Investigation in the upper part of Garuda Temple where dismantling has started
Members of the National Institute for Cultural Properties, Tokyo, and the Archaeological Heritage Preservation Office Yogyakarta

 The Japan Center for International Cooperation in Conservation cooperates in the project to support the rehabilitation of the Prambanan Temple Compounds, a World Heritage Site, that was damaged in the earthquake which struck central Java on May 27, 2006. With the completion of the construction of the scaffolding for Garuda Temple, undertaken by Grant Assistance for Cultural Grassroots Projects fund of Japan, the third mission was dispatched from October 22 to November 4, 2007. In this mission investigation centered on Garuda Temple, whose partial dismantlement has begun. In addition to checking the condition of damage of the upper part of the temple and the inner structure, documents related to past restorations were collected and studied, and interviews were held. Hangsa Temple, which is similar in structure to Garuda Temple, was chosen and monitoring by seismometer was started to elucidate the dynamic characteristics of the structure. These investigations were undertaken with the cooperation of the Archaeological Heritage Preservation Office Yogyakarta and Gadjah Mada University.

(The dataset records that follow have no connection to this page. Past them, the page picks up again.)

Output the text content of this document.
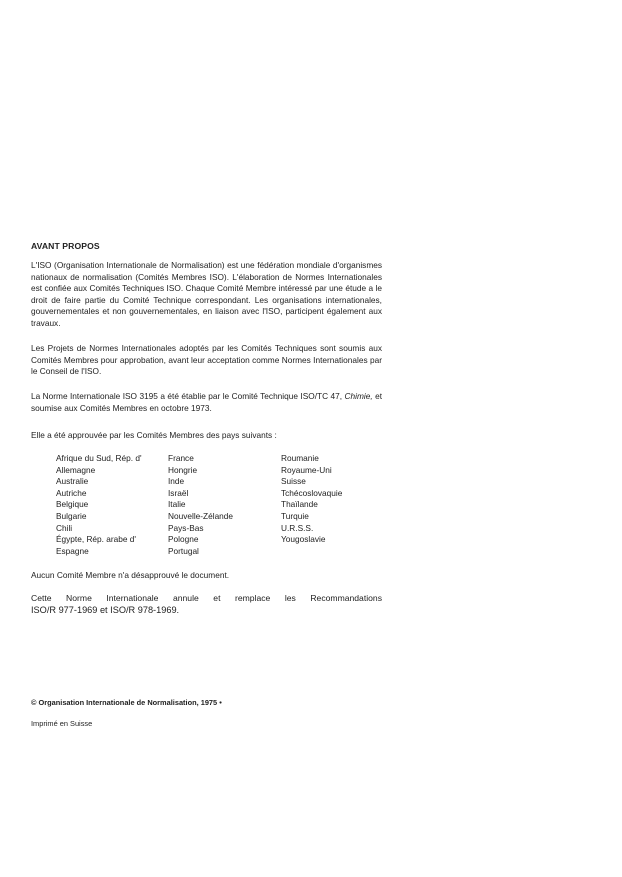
AVANT PROPOS

L'ISO (Organisation Internationale de Normalisation) est une fédération mondiale d'organismes nationaux de normalisation (Comités Membres ISO). L'élaboration de Normes Internationales est confiée aux Comités Techniques ISO. Chaque Comité Membre intéressé par une étude a le droit de faire partie du Comité Technique correspondant. Les organisations internationales, gouvernementales et non gouvernementales, en liaison avec l'ISO, participent également aux travaux.

Les Projets de Normes Internationales adoptés par les Comités Techniques sont soumis aux Comités Membres pour approbation, avant leur acceptation comme Normes Internationales par le Conseil de l'ISO.

La Norme Internationale ISO 3195 a été établie par le Comité Technique ISO/TC 47, Chimie, et soumise aux Comités Membres en octobre 1973.

Elle a été approuvée par les Comités Membres des pays suivants :

Afrique du Sud, Rép. d'
Allemagne
Australie
Autriche
Belgique
Bulgarie
Chili
Égypte, Rép. arabe d'
Espagne
France
Hongrie
Inde
Israël
Italie
Nouvelle-Zélande
Pays-Bas
Pologne
Portugal
Roumanie
Royaume-Uni
Suisse
Tchécoslovaquie
Thaïlande
Turquie
U.R.S.S.
Yougoslavie

Aucun Comité Membre n'a désapprouvé le document.

Cette Norme Internationale annule et remplace les Recommandations
ISO/R 977-1969 et ISO/R 978-1969.

© Organisation Internationale de Normalisation, 1975 •

Imprimé en Suisse
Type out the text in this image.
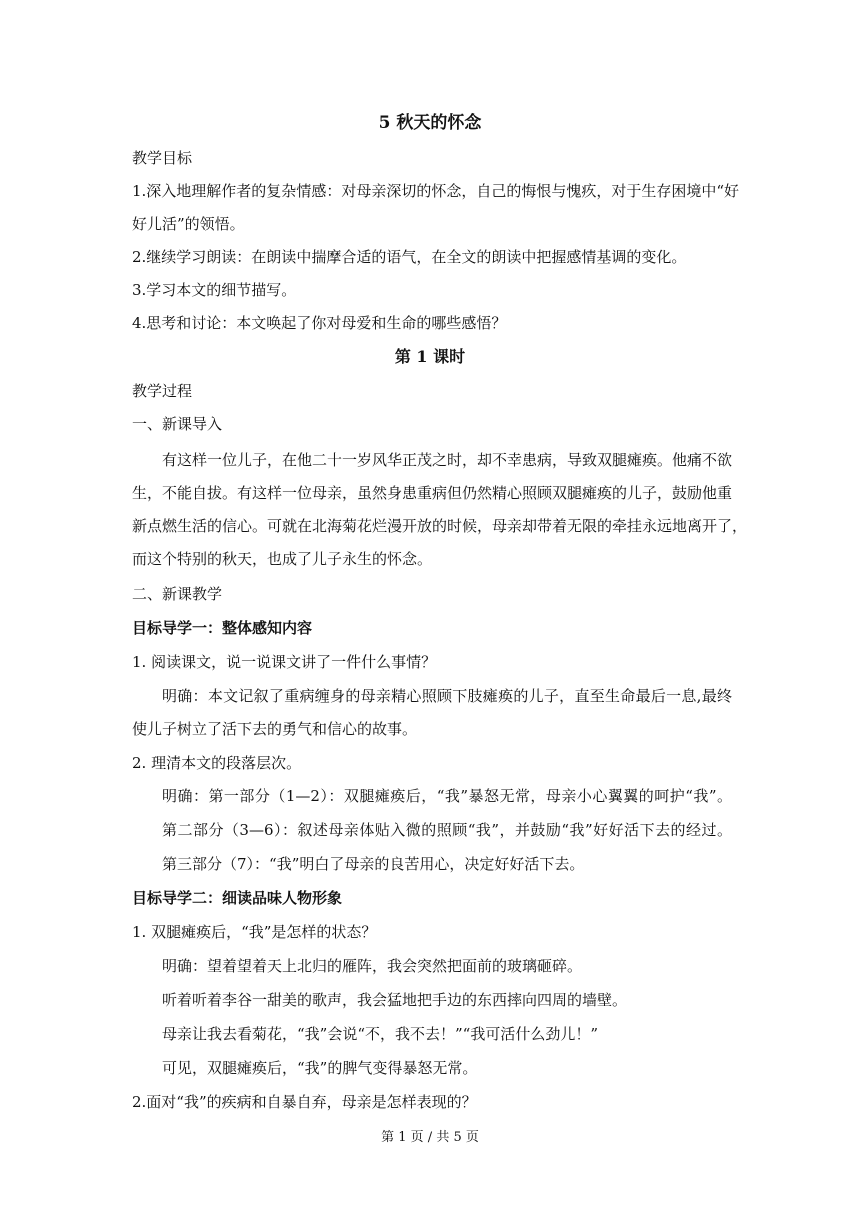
5 秋天的怀念
教学目标
1.深入地理解作者的复杂情感：对母亲深切的怀念，自己的悔恨与愧疚，对于生存困境中“好
好儿活”的领悟。
2.继续学习朗读：在朗读中揣摩合适的语气，在全文的朗读中把握感情基调的变化。
3.学习本文的细节描写。
4.思考和讨论：本文唤起了你对母爱和生命的哪些感悟？
第 1 课时
教学过程
一、新课导入
有这样一位儿子，在他二十一岁风华正茂之时，却不幸患病，导致双腿瘫痪。他痛不欲
生，不能自拔。有这样一位母亲，虽然身患重病但仍然精心照顾双腿瘫痪的儿子，鼓励他重
新点燃生活的信心。可就在北海菊花烂漫开放的时候，母亲却带着无限的牵挂永远地离开了，
而这个特别的秋天，也成了儿子永生的怀念。
二、新课教学
目标导学一：整体感知内容
1. 阅读课文，说一说课文讲了一件什么事情？
明确：本文记叙了重病缠身的母亲精心照顾下肢瘫痪的儿子，直至生命最后一息,最终
使儿子树立了活下去的勇气和信心的故事。
2. 理清本文的段落层次。
明确：第一部分（1—2）：双腿瘫痪后，“我”暴怒无常，母亲小心翼翼的呵护“我”。
第二部分（3—6）：叙述母亲体贴入微的照顾“我”，并鼓励“我”好好活下去的经过。
第三部分（7）：“我”明白了母亲的良苦用心，决定好好活下去。
目标导学二：细读品味人物形象
1. 双腿瘫痪后，“我”是怎样的状态？
明确：望着望着天上北归的雁阵，我会突然把面前的玻璃砸碎。
听着听着李谷一甜美的歌声，我会猛地把手边的东西摔向四周的墙壁。
母亲让我去看菊花，“我”会说“不，我不去！”“我可活什么劲儿！”
可见，双腿瘫痪后，“我”的脾气变得暴怒无常。
2.面对“我”的疾病和自暴自弃，母亲是怎样表现的？
第 1 页 / 共 5 页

 Now geometrically modified images of each of the sides of the temple are used to indicate the condition of damage of each stone, the method of restoration and areas of dismantlement in order to prepare a detailed plan for restoration that is within a standard which will make the estimation of the cost possible. Methods for structural reinforcement based on the results of analysis of the structural characteristics of the temple will be examined and a plan for restoration will be made during this fiscal year.